Reputation: 1511
I have a 3 columns array. The first column of the array have values between 1 and 10. I need to extract all lines where the first column is 1 and normalize the third column of this slice of array. Then repeat the same thing for all rows for which the first column is equal to 2 etc.
If I run this code, it leaves the array unchanged:
for u in np.unique(x[:,0]):
mask= x[:, 0] == u
x[mask][:,2]=x[mask][:,2]/np.sum((x[mask][:,2]))
If I run this other slice of code, I see that r (I placed a print r in the loop) actually work exactly as I want. The only point is that the original array x unchanged.
for u in np.unique(x[:,0]):
r = x[x[:, 0] == u]
r[:,2]=r[:,2]/np.sum((x[x[:,0]==u][:,2]))
Why is that? What am I doing wrong???
Upvotes: 1
Views: 264
Reputation: 221594
Here's an alternative vectorized approach with performance in mind to solve your problem using np.unique
and np.bincount
-
tags = np.unique(x[:,0], return_inverse=1)[1]
x[:,2] /= np.bincount(tags, x[:,2])[tags]
To further boost the performance, one can avoid the use of np.unique
and directly compute the equivalent of np.bincount(tags, xc[:,2])
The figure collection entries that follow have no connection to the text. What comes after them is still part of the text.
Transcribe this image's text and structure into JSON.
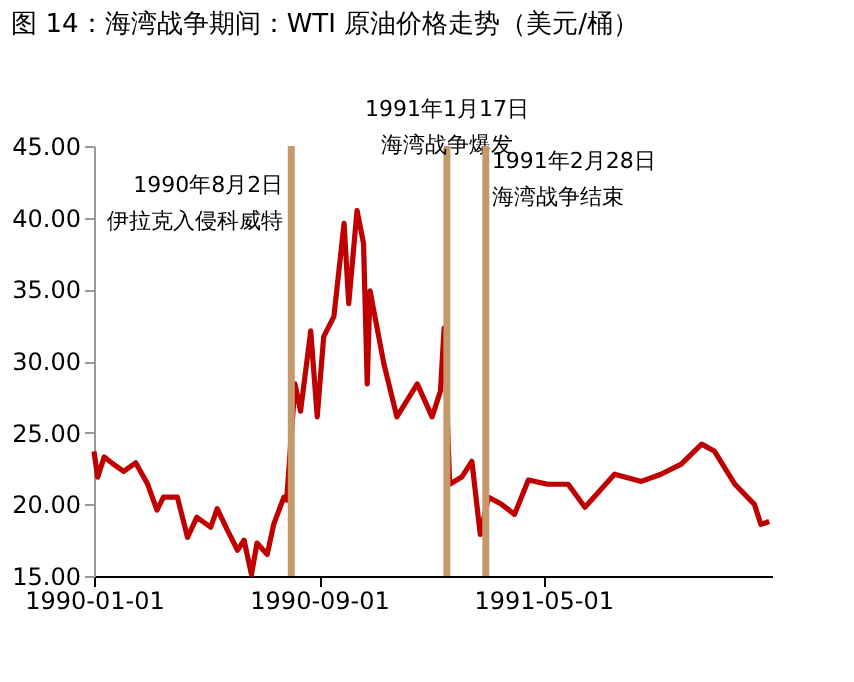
{
  "chart_data": {
    "type": "line",
    "title": "图 14：海湾战争期间：WTI 原油价格走势（美元/桶）",
    "series": [
      {
        "color": "#c00000",
        "x": [
          "1990-01-01",
          "1990-01-05",
          "1990-01-12",
          "1990-01-20",
          "1990-02-02",
          "1990-02-15",
          "1990-02-28",
          "1990-03-10",
          "1990-03-17",
          "1990-04-01",
          "1990-04-12",
          "1990-04-22",
          "1990-05-07",
          "1990-05-14",
          "1990-05-25",
          "1990-06-05",
          "1990-06-12",
          "1990-06-20",
          "1990-06-26",
          "1990-07-07",
          "1990-07-14",
          "1990-07-25",
          "1990-07-28",
          "1990-08-06",
          "1990-08-12",
          "1990-08-23",
          "1990-08-30",
          "1990-09-06",
          "1990-09-17",
          "1990-09-28",
          "1990-10-03",
          "1990-10-12",
          "1990-10-19",
          "1990-10-23",
          "1990-10-26",
          "1990-11-10",
          "1990-11-24",
          "1990-12-16",
          "1991-01-01",
          "1991-01-10",
          "1991-01-14",
          "1991-01-20",
          "1991-02-02",
          "1991-02-13",
          "1991-02-22",
          "1991-03-03",
          "1991-03-17",
          "1991-03-31",
          "1991-04-15",
          "1991-05-06",
          "1991-05-28",
          "1991-06-15",
          "1991-07-17",
          "1991-08-15",
          "1991-09-05",
          "1991-09-27",
          "1991-10-19",
          "1991-11-02",
          "1991-11-24",
          "1991-12-15",
          "1991-12-22",
          "1991-12-31"
        ],
        "values": [
          23.7,
          21.9,
          23.3,
          22.9,
          22.3,
          22.9,
          21.4,
          19.6,
          20.5,
          20.5,
          17.7,
          19.1,
          18.4,
          19.7,
          18.2,
          16.8,
          17.5,
          15.1,
          17.3,
          16.5,
          18.6,
          20.5,
          20.3,
          28.4,
          26.5,
          32.1,
          26.1,
          31.7,
          33.1,
          39.6,
          34.0,
          40.5,
          38.2,
          28.4,
          34.9,
          29.8,
          26.1,
          28.4,
          26.1,
          27.9,
          32.3,
          21.4,
          21.9,
          23.0,
          17.9,
          20.5,
          20.0,
          19.3,
          21.7,
          21.4,
          21.4,
          19.8,
          22.1,
          21.6,
          22.1,
          22.8,
          24.2,
          23.7,
          21.4,
          20.0,
          18.6,
          18.8
        ]
      }
    ],
    "xlim": [
      "1990-01-01",
      "1992-01-03"
    ],
    "xticks": [
      "1990-01-01",
      "1990-09-01",
      "1991-05-01"
    ],
    "ylim": [
      15,
      45
    ],
    "yticks": [
      {
        "value": 15,
        "label": "15.00"
      },
      {
        "value": 20,
        "label": "20.00"
      },
      {
        "value": 25,
        "label": "25.00"
      },
      {
        "value": 30,
        "label": "30.00"
      },
      {
        "value": 35,
        "label": "35.00"
      },
      {
        "value": 40,
        "label": "40.00"
      },
      {
        "value": 45,
        "label": "45.00"
      }
    ],
    "ref_lines": [
      {
        "axis": "x",
        "value": "1990-08-02",
        "label": "1990年8月2日伊拉克入侵科威特",
        "color": "#c49a6c"
      },
      {
        "axis": "x",
        "value": "1991-01-17",
        "label": "1991年1月17日海湾战争爆发",
        "color": "#c49a6c"
      },
      {
        "axis": "x",
        "value": "1991-02-28",
        "label": "1991年2月28日海湾战争结束",
        "color": "#c49a6c"
      }
    ],
    "grid": false
  }
}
, while making use of the fact that the numbers in the first column are between 1
and 10
, with this -
np.bincount(xc[:,0].astype(int), xc[:,2], minlength=11)[1:]
To replace tags
, we could use the first column, like so -
tags = xc[:,0].astype(int)-1
Upvotes: 1
Reputation: 7553
Don't index twice. Apparently then a copy of the source array is created.
Use x[mask,2]
instead of x[mask][:,2]
:
for u in np.unique(x[:,0]):
mask= x[:, 0] == u
x[mask,2]=x[mask,2]/np.sum((x[mask,2]))
Upvotes: 1